Like most coaches, Yeo wants to avoid getting into uncontrollable "track meets." He wants his players to stick to the system. He wants pucks behind the defense and suffocating forechecks to wear down opposing teams.

"We don't want to make it a 50-50 game," Yeo said.

He said it's remembering "it doesn't matter who we play, it doesn't matter what the score is, there is a way we're supposed to play the game. I don't want to say it takes time to build that. We've definitely felt like it's been coming. But [Saturday] was not another step forward, that's for sure."

The Wild, the lowest-scoring team in the NHL, has scored one goal in eight of 17 games this season. On Saturday, it scored a first-period goal for the first time in nine games.

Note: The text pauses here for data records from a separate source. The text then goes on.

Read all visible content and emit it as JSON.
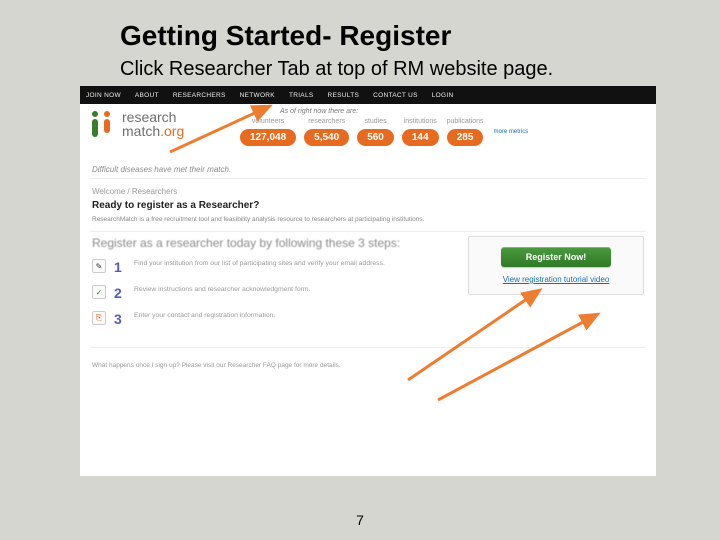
{
  "slide": {
    "title": "Getting Started- Register",
    "subtitle": "Click Researcher Tab at top of RM website page.",
    "page_number": "7"
  },
  "nav": {
    "items": [
      "JOIN NOW",
      "ABOUT",
      "RESEARCHERS",
      "NETWORK",
      "TRIALS",
      "RESULTS",
      "CONTACT US",
      "LOGIN"
    ]
  },
  "logo": {
    "line1": "research",
    "line2_plain": "match",
    "line2_accent": ".org"
  },
  "as_of": "As of right now there are:",
  "stats": [
    {
      "label": "volunteers",
      "value": "127,048"
    },
    {
      "label": "researchers",
      "value": "5,540"
    },
    {
      "label": "studies",
      "value": "560"
    },
    {
      "label": "institutions",
      "value": "144"
    },
    {
      "label": "publications",
      "value": "285"
    }
  ],
  "more_link": "more metrics",
  "tagline": "Difficult diseases have met their match.",
  "breadcrumb": "Welcome / Researchers",
  "heading_question": "Ready to register as a Researcher?",
  "intro_blurb": "ResearchMatch is a free recruitment tool and feasibility analysis resource to researchers at participating institutions.",
  "register_heading": "Register as a researcher today by following these 3 steps:",
  "steps": [
    {
      "icon": "pencil-icon",
      "glyph": "✎",
      "text": "Find your institution from our list of participating sites and verify your email address."
    },
    {
      "icon": "check-icon",
      "glyph": "✓",
      "text": "Review instructions and researcher acknowledgment form."
    },
    {
      "icon": "card-icon",
      "glyph": "⎘",
      "text": "Enter your contact and registration information."
    }
  ],
  "cta": {
    "button": "Register Now!",
    "link": "View registration tutorial video"
  },
  "footer_note": "What happens once I sign up? Please visit our Researcher FAQ page for more details.",
  "colors": {
    "accent_orange": "#e66a1f",
    "accent_green": "#3a7b32",
    "link_blue": "#1b6fae"
  }
}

But Yeo felt "all the aspects of our game -- you want to talk about one-on-one battles, loose pucks, the way we defend, the detail in our game, just the overall mindset of how we execute -- we were not there."

Realignment update

The Wild is getting closer to being realigned out of the Northwest Division. The team has been told it will be in a new seven-team "conference" with more geographical and sensible rivals, sources say.

"It remains a work in progress," NHL Deputy Commissioner Bill Daly wrote in an e-mail to the Star Tribune. "We hope to have something for the Board [of Governors] to review and consider for approval in the next week or two."

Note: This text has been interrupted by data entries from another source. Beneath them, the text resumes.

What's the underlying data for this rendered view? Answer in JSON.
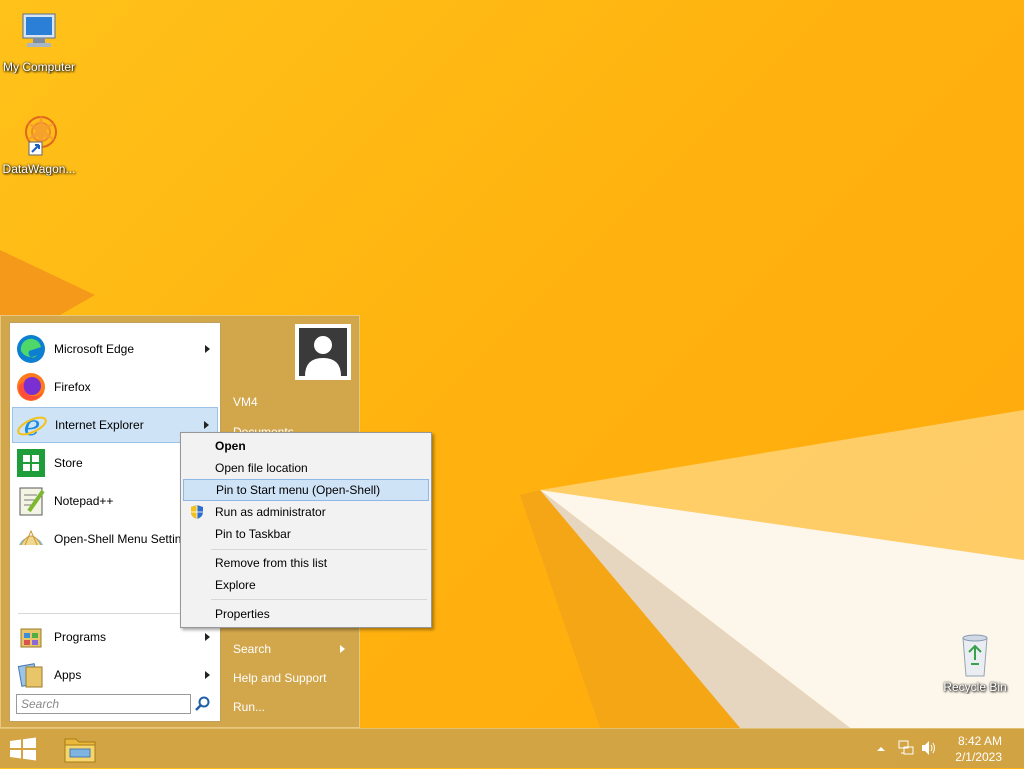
{
  "desktop": {
    "icons": [
      {
        "label": "My Computer",
        "icon": "computer-icon"
      },
      {
        "label": "DataWagon...",
        "icon": "datawagon-icon"
      },
      {
        "label": "Recycle Bin",
        "icon": "recycle-bin-icon"
      }
    ]
  },
  "start_menu": {
    "apps": [
      {
        "label": "Microsoft Edge",
        "icon": "edge-icon",
        "has_submenu": true
      },
      {
        "label": "Firefox",
        "icon": "firefox-icon",
        "has_submenu": false
      },
      {
        "label": "Internet Explorer",
        "icon": "internet-explorer-icon",
        "has_submenu": true
      },
      {
        "label": "Store",
        "icon": "store-icon",
        "has_submenu": false
      },
      {
        "label": "Notepad++",
        "icon": "notepadpp-icon",
        "has_submenu": false
      },
      {
        "label": "Open-Shell Menu Settings",
        "icon": "open-shell-icon",
        "has_submenu": false
      }
    ],
    "bottom": [
      {
        "label": "Programs",
        "icon": "programs-icon",
        "has_submenu": true
      },
      {
        "label": "Apps",
        "icon": "apps-icon",
        "has_submenu": true
      }
    ],
    "search_placeholder": "Search",
    "right": {
      "user": "VM4",
      "items": [
        {
          "label": "Documents"
        },
        {
          "label": "Search",
          "has_submenu": true
        },
        {
          "label": "Help and Support"
        },
        {
          "label": "Run..."
        }
      ]
    }
  },
  "context_menu": {
    "items": [
      {
        "label": "Open",
        "bold": true
      },
      {
        "label": "Open file location"
      },
      {
        "label": "Pin to Start menu (Open-Shell)",
        "highlighted": true
      },
      {
        "label": "Run as administrator",
        "icon": "uac-shield-icon"
      },
      {
        "label": "Pin to Taskbar"
      },
      {
        "label": "Remove from this list"
      },
      {
        "label": "Explore"
      },
      {
        "label": "Properties"
      }
    ]
  },
  "taskbar": {
    "time": "8:42 AM",
    "date": "2/1/2023"
  },
  "colors": {
    "wallpaper": "#ffb30f",
    "menu_accent": "#d2a64a",
    "selection": "#cfe3f6"
  }
}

CBC's Elliotte Friedman reported Saturday that the new realignment plan has the Wild in a conference with Chicago, Colorado, Dallas, Nashville, St. Louis and Winnipeg. Daly wouldn't confirm Friedman's report. Under the NHL's original plan last year, Detroit and Columbus were supposed to be in the conference and Colorado in with the California teams, Phoenix, Calgary, Edmonton and Vancouver.

Now, according to Friedman, Detroit would move into a conference with Boston, Buffalo, Florida, Montreal, Ottawa, Tampa Bay and Toronto, while Columbus would join Carolina, Columbus, New Jersey, the Rangers, Islanders, Philadelphia, Pittsburgh and Washington.

Wild owner Craig Leipold has urged the NHL to realign the Wild since purchasing the franchise in 2008.

The reasons? 1) Better geographical rivalries; 2) shorter flights; 3) fiscally more desirable; 4) fewer occasions through customs; 5) earlier start times, making road games more practical for fans to watch on TV.